Their discovery has been hailed as one of the most important archaeological discoveries in history. The fossils reveal what may be one of humankind's oldest ancestors - a previously unknown species of ape-like creatures that may have been a direct ancestor of modern humans. The new species fills the gap between "Lucy" the world's most famous human ancestor dating back 3 million years and Homo erectus. The talk focused on the discovery of the fossils, assisted by Google Earth images of the Malapa caves just outside Johannesburg, and the ongoing work which involves 88 scientists and is the largest archaeological dig on earth. Berger believes the skeletons they found could be the "Rosetta stone that unlocks our understanding of the genus Homo"and may just redesign the human family tree.

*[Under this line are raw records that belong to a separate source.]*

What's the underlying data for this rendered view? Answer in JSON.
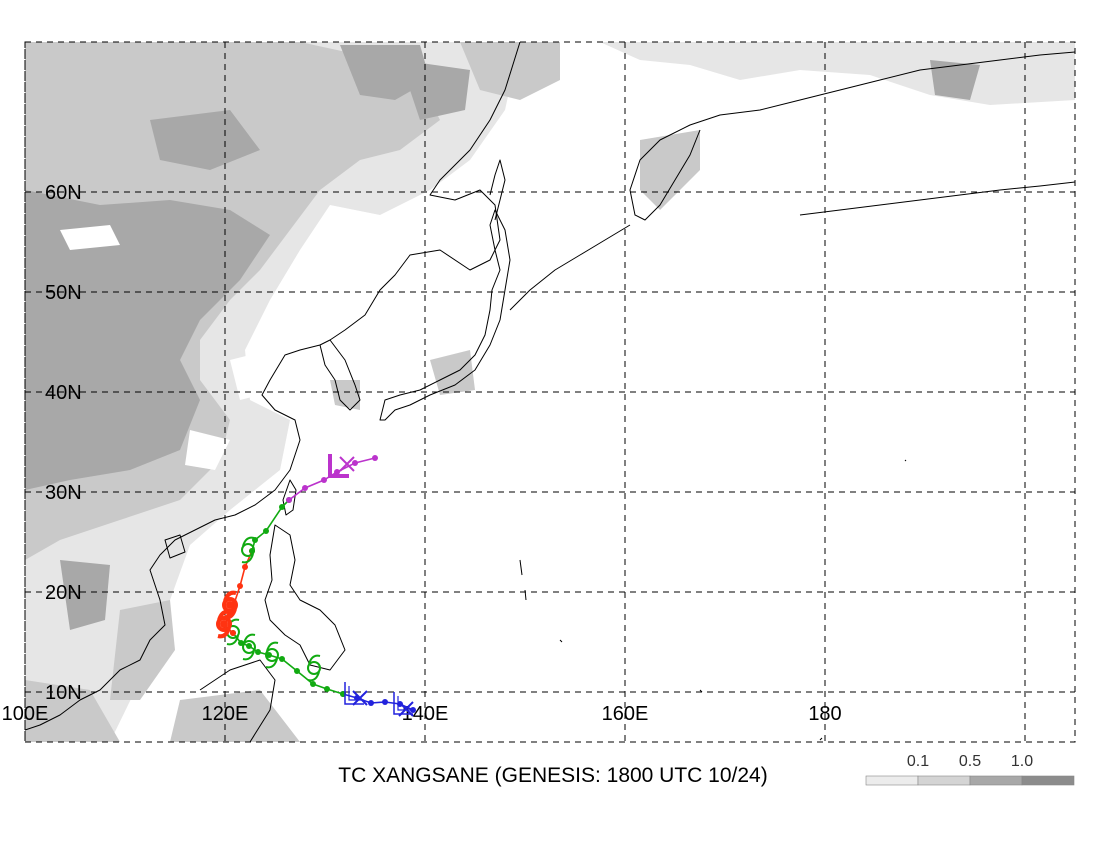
{
  "title": "TC XANGSANE (GENESIS: 1800 UTC 10/24)",
  "map": {
    "lon_range": [
      100,
      205
    ],
    "lat_range": [
      5,
      75
    ],
    "lat_ticks": [
      {
        "value": 60,
        "label": "60N"
      },
      {
        "value": 50,
        "label": "50N"
      },
      {
        "value": 40,
        "label": "40N"
      },
      {
        "value": 30,
        "label": "30N"
      },
      {
        "value": 20,
        "label": "20N"
      },
      {
        "value": 10,
        "label": "10N"
      }
    ],
    "lon_ticks": [
      {
        "value": 100,
        "label": "100E"
      },
      {
        "value": 120,
        "label": "120E"
      },
      {
        "value": 140,
        "label": "140E"
      },
      {
        "value": 160,
        "label": "160E"
      },
      {
        "value": 180,
        "label": "180"
      }
    ],
    "grid": true,
    "grid_style": "dashed",
    "terrain_shading": "gray"
  },
  "legend": {
    "items": [
      {
        "label": "0.1",
        "color": "#ececec"
      },
      {
        "label": "0.5",
        "color": "#d4d4d4"
      },
      {
        "label": "1.0",
        "color": "#a8a8a8"
      }
    ]
  },
  "track": {
    "colors": {
      "depression": "#2222dd",
      "storm": "#11aa11",
      "typhoon": "#ff3311",
      "extratropical": "#bb33cc"
    },
    "depression": [
      [
        138.8,
        8.2
      ],
      [
        137.5,
        8.8
      ],
      [
        136.0,
        9.0
      ],
      [
        134.6,
        8.9
      ],
      [
        133.2,
        9.4
      ],
      [
        131.8,
        9.8
      ]
    ],
    "storm_1": [
      [
        131.8,
        9.8
      ],
      [
        130.2,
        10.3
      ],
      [
        128.8,
        10.8
      ],
      [
        127.2,
        12.1
      ],
      [
        125.7,
        13.3
      ],
      [
        124.4,
        13.7
      ],
      [
        123.3,
        14.0
      ],
      [
        122.4,
        14.6
      ],
      [
        121.6,
        14.9
      ],
      [
        120.8,
        15.9
      ]
    ],
    "typhoon": [
      [
        120.8,
        15.9
      ],
      [
        119.9,
        16.7
      ],
      [
        120.4,
        17.6
      ],
      [
        120.9,
        18.8
      ],
      [
        121.5,
        20.6
      ],
      [
        122.0,
        22.5
      ],
      [
        122.7,
        24.1
      ]
    ],
    "storm_2": [
      [
        122.7,
        24.1
      ],
      [
        123.0,
        25.2
      ],
      [
        124.1,
        26.1
      ],
      [
        125.7,
        28.5
      ],
      [
        126.4,
        29.2
      ]
    ],
    "extratropical": [
      [
        126.4,
        29.2
      ],
      [
        128.0,
        30.4
      ],
      [
        129.9,
        31.2
      ],
      [
        131.2,
        32.0
      ],
      [
        133.0,
        32.9
      ],
      [
        135.0,
        33.4
      ]
    ],
    "symbols": [
      {
        "type": "x",
        "lon": 138.1,
        "lat": 8.3,
        "color": "depression"
      },
      {
        "type": "L",
        "lon": 137.6,
        "lat": 8.6,
        "color": "depression"
      },
      {
        "type": "x",
        "lon": 133.5,
        "lat": 9.4,
        "color": "depression"
      },
      {
        "type": "L",
        "lon": 132.7,
        "lat": 9.6,
        "color": "depression"
      },
      {
        "type": "storm",
        "lon": 128.9,
        "lat": 12.4,
        "color": "storm"
      },
      {
        "type": "storm",
        "lon": 124.7,
        "lat": 13.7,
        "color": "storm"
      },
      {
        "type": "storm",
        "lon": 122.4,
        "lat": 14.5,
        "color": "storm"
      },
      {
        "type": "storm",
        "lon": 120.8,
        "lat": 16.0,
        "color": "storm"
      },
      {
        "type": "typhoon",
        "lon": 119.9,
        "lat": 16.8,
        "color": "typhoon"
      },
      {
        "type": "typhoon",
        "lon": 120.5,
        "lat": 18.7,
        "color": "typhoon"
      },
      {
        "type": "storm",
        "lon": 122.3,
        "lat": 24.2,
        "color": "storm"
      },
      {
        "type": "L",
        "lon": 131.2,
        "lat": 32.4,
        "color": "extratropical"
      },
      {
        "type": "x",
        "lon": 132.2,
        "lat": 32.8,
        "color": "extratropical"
      }
    ]
  }
}
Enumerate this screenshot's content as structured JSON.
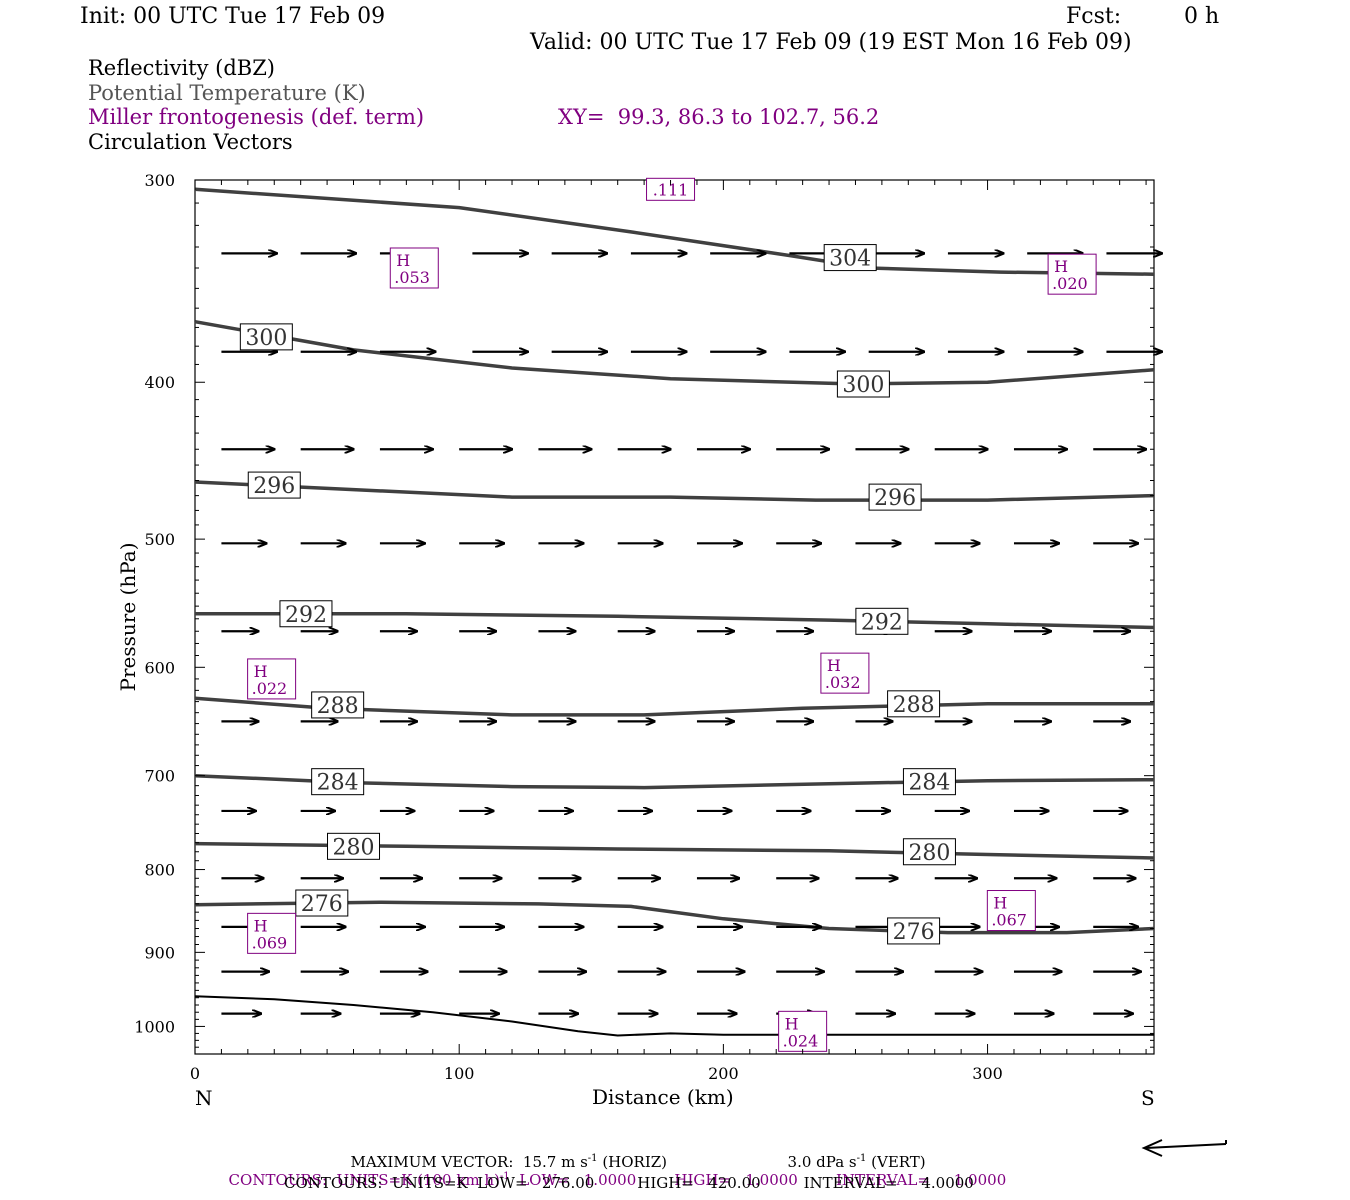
{
  "header": {
    "init": "Init: 00 UTC Tue 17 Feb 09",
    "fcst_label": "Fcst:",
    "fcst_value": "0 h",
    "valid": "Valid: 00 UTC Tue 17 Feb 09 (19 EST Mon 16 Feb 09)"
  },
  "legend": {
    "line1": "Reflectivity (dBZ)",
    "line2": "Potential Temperature (K)",
    "line3": "Miller frontogenesis (def. term)",
    "xy": "XY=  99.3, 86.3 to 102.7, 56.2",
    "line4": "Circulation Vectors"
  },
  "footer": {
    "max_vector_a": "MAXIMUM VECTOR:  15.7 m s",
    "max_vector_b": "(HORIZ)",
    "vert": "3.0 dPa s",
    "vert_b": "(VERT)",
    "contours1": "CONTOURS:  UNITS=K (100 km h)",
    "contours1_b": "LOW=   1.0000        HIGH=   1.0000        INTERVAL=     1.0000",
    "contours2": "CONTOURS:  UNITS=K  LOW=   276.00         HIGH=   420.00         INTERVAL=     4.0000"
  },
  "colors": {
    "purple": "#800080",
    "theta": "#404040",
    "vector": "#000000"
  },
  "chart_data": {
    "type": "line",
    "title": "",
    "xlabel": "Distance (km)",
    "ylabel": "Pressure (hPa)",
    "xlim": [
      0,
      363
    ],
    "ylim": [
      1040,
      300
    ],
    "y_scale": "log",
    "x_ticks": [
      "0",
      "100",
      "200",
      "300"
    ],
    "x_tick_values": [
      0,
      100,
      200,
      300
    ],
    "y_ticks": [
      "300",
      "400",
      "500",
      "600",
      "700",
      "800",
      "900",
      "1000"
    ],
    "y_tick_values": [
      300,
      400,
      500,
      600,
      700,
      800,
      900,
      1000
    ],
    "endpoints": {
      "left": "N",
      "right": "S"
    },
    "theta_contours": [
      {
        "value": 304,
        "label": "304",
        "points": [
          [
            0,
            304
          ],
          [
            100,
            312
          ],
          [
            165,
            323
          ],
          [
            225,
            334
          ],
          [
            255,
            340
          ],
          [
            305,
            342
          ],
          [
            363,
            343
          ]
        ],
        "labels_at": [
          [
            248,
            335
          ]
        ]
      },
      {
        "value": 300,
        "label": "300",
        "points": [
          [
            0,
            367
          ],
          [
            60,
            382
          ],
          [
            120,
            392
          ],
          [
            180,
            398
          ],
          [
            250,
            401
          ],
          [
            300,
            400
          ],
          [
            363,
            393
          ]
        ],
        "labels_at": [
          [
            27,
            375
          ],
          [
            253,
            401
          ]
        ]
      },
      {
        "value": 296,
        "label": "296",
        "points": [
          [
            0,
            461
          ],
          [
            60,
            466
          ],
          [
            120,
            471
          ],
          [
            180,
            471
          ],
          [
            235,
            473
          ],
          [
            300,
            473
          ],
          [
            363,
            470
          ]
        ],
        "labels_at": [
          [
            30,
            463
          ],
          [
            265,
            471
          ]
        ]
      },
      {
        "value": 292,
        "label": "292",
        "points": [
          [
            0,
            556
          ],
          [
            80,
            556
          ],
          [
            160,
            558
          ],
          [
            240,
            561
          ],
          [
            300,
            564
          ],
          [
            363,
            567
          ]
        ],
        "labels_at": [
          [
            42,
            556
          ],
          [
            260,
            562
          ]
        ]
      },
      {
        "value": 288,
        "label": "288",
        "points": [
          [
            0,
            627
          ],
          [
            50,
            636
          ],
          [
            120,
            642
          ],
          [
            170,
            642
          ],
          [
            230,
            636
          ],
          [
            300,
            632
          ],
          [
            363,
            632
          ]
        ],
        "labels_at": [
          [
            54,
            633
          ],
          [
            272,
            632
          ]
        ]
      },
      {
        "value": 284,
        "label": "284",
        "points": [
          [
            0,
            700
          ],
          [
            60,
            707
          ],
          [
            120,
            711
          ],
          [
            170,
            712
          ],
          [
            240,
            708
          ],
          [
            300,
            705
          ],
          [
            363,
            704
          ]
        ],
        "labels_at": [
          [
            54,
            706
          ],
          [
            278,
            706
          ]
        ]
      },
      {
        "value": 280,
        "label": "280",
        "points": [
          [
            0,
            771
          ],
          [
            80,
            774
          ],
          [
            160,
            777
          ],
          [
            240,
            779
          ],
          [
            300,
            783
          ],
          [
            363,
            787
          ]
        ],
        "labels_at": [
          [
            60,
            774
          ],
          [
            278,
            780
          ]
        ]
      },
      {
        "value": 276,
        "label": "276",
        "points": [
          [
            0,
            841
          ],
          [
            70,
            838
          ],
          [
            130,
            840
          ],
          [
            165,
            843
          ],
          [
            200,
            858
          ],
          [
            240,
            870
          ],
          [
            285,
            875
          ],
          [
            330,
            875
          ],
          [
            363,
            870
          ]
        ],
        "labels_at": [
          [
            48,
            839
          ],
          [
            272,
            873
          ]
        ]
      },
      {
        "value": null,
        "label": "",
        "points": [
          [
            0,
            958
          ],
          [
            30,
            962
          ],
          [
            60,
            970
          ],
          [
            90,
            980
          ],
          [
            120,
            993
          ],
          [
            145,
            1007
          ],
          [
            160,
            1013
          ],
          [
            180,
            1010
          ],
          [
            200,
            1012
          ],
          [
            240,
            1012
          ],
          [
            300,
            1012
          ],
          [
            363,
            1012
          ]
        ],
        "labels_at": []
      }
    ],
    "frontogenesis_maxima": [
      {
        "label": "H",
        "value": ".053",
        "x": 83,
        "p": 340
      },
      {
        "label": "H",
        "value": ".020",
        "x": 332,
        "p": 343
      },
      {
        "label": "",
        "value": ".111",
        "x": 180,
        "p": 304
      },
      {
        "label": "H",
        "value": ".022",
        "x": 29,
        "p": 610
      },
      {
        "label": "H",
        "value": ".032",
        "x": 246,
        "p": 605
      },
      {
        "label": "H",
        "value": ".067",
        "x": 309,
        "p": 848
      },
      {
        "label": "H",
        "value": ".069",
        "x": 29,
        "p": 876
      },
      {
        "label": "H",
        "value": ".024",
        "x": 230,
        "p": 1007
      }
    ],
    "vector_rows": [
      {
        "p": 333,
        "xs": [
          10,
          40,
          70,
          105,
          135,
          165,
          195,
          225,
          255,
          285,
          315,
          345
        ],
        "len": 21
      },
      {
        "p": 383,
        "xs": [
          10,
          40,
          70,
          105,
          135,
          165,
          195,
          225,
          255,
          285,
          315,
          345
        ],
        "len": 21
      },
      {
        "p": 440,
        "xs": [
          10,
          40,
          70,
          100,
          130,
          160,
          190,
          220,
          250,
          280,
          310,
          340
        ],
        "len": 20
      },
      {
        "p": 503,
        "xs": [
          10,
          40,
          70,
          100,
          130,
          160,
          190,
          220,
          250,
          280,
          310,
          340
        ],
        "len": 17
      },
      {
        "p": 570,
        "xs": [
          10,
          40,
          70,
          100,
          130,
          160,
          190,
          220,
          250,
          280,
          310,
          340
        ],
        "len": 14
      },
      {
        "p": 648,
        "xs": [
          10,
          40,
          70,
          100,
          130,
          160,
          190,
          220,
          250,
          280,
          310,
          340
        ],
        "len": 14
      },
      {
        "p": 736,
        "xs": [
          10,
          40,
          70,
          100,
          130,
          160,
          190,
          220,
          250,
          280,
          310,
          340
        ],
        "len": 13
      },
      {
        "p": 810,
        "xs": [
          10,
          40,
          70,
          100,
          130,
          160,
          190,
          220,
          250,
          280,
          310,
          340
        ],
        "len": 16
      },
      {
        "p": 868,
        "xs": [
          10,
          40,
          70,
          100,
          130,
          160,
          190,
          220,
          250,
          280,
          310,
          340
        ],
        "len": 17
      },
      {
        "p": 925,
        "xs": [
          10,
          40,
          70,
          100,
          130,
          160,
          190,
          220,
          250,
          280,
          310,
          340
        ],
        "len": 18
      },
      {
        "p": 982,
        "xs": [
          10,
          40,
          70,
          100,
          130,
          160,
          190,
          220,
          250,
          280,
          310,
          340
        ],
        "len": 15
      }
    ]
  }
}
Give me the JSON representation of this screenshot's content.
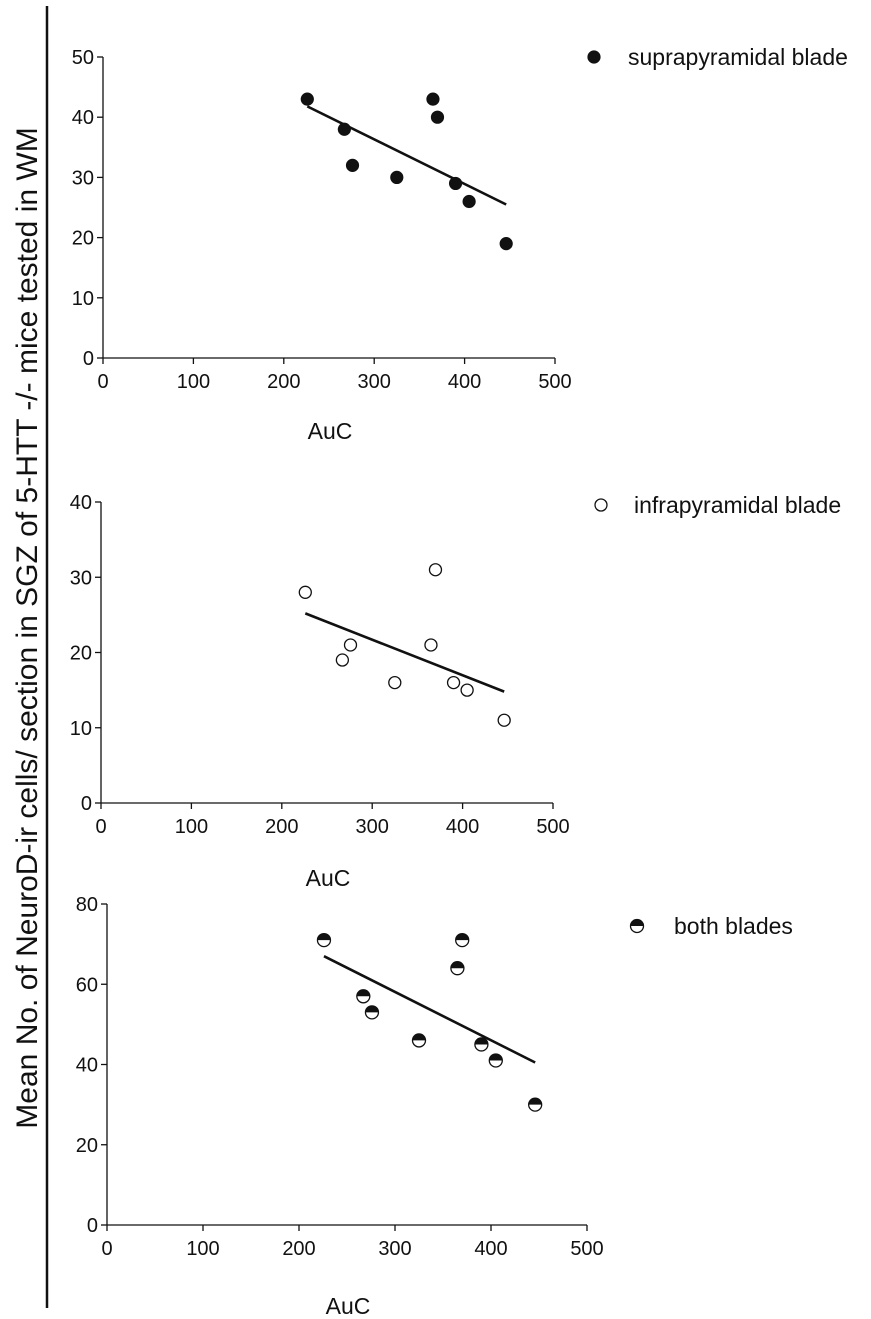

Professor Berger concluded by reminding the audience that the lesson from his find is that there is much yet to be discovered in the world. The fact that he unearthed the fossils in one of the most explored areas on the planet, known as the Cradle of Humankind World Heritage Site, reinforces to us all that we must look again and more closely at our world in order to discover new things.
Berger, an Eagle Scout and National Geographic Grantee, is currently on a world tour with the National Geographic. He is the Reader in Human Evolution and the Public Understanding of Science in the Institute for Human Evolution at the University of Witwatersrand, Johannesburg, South Africa.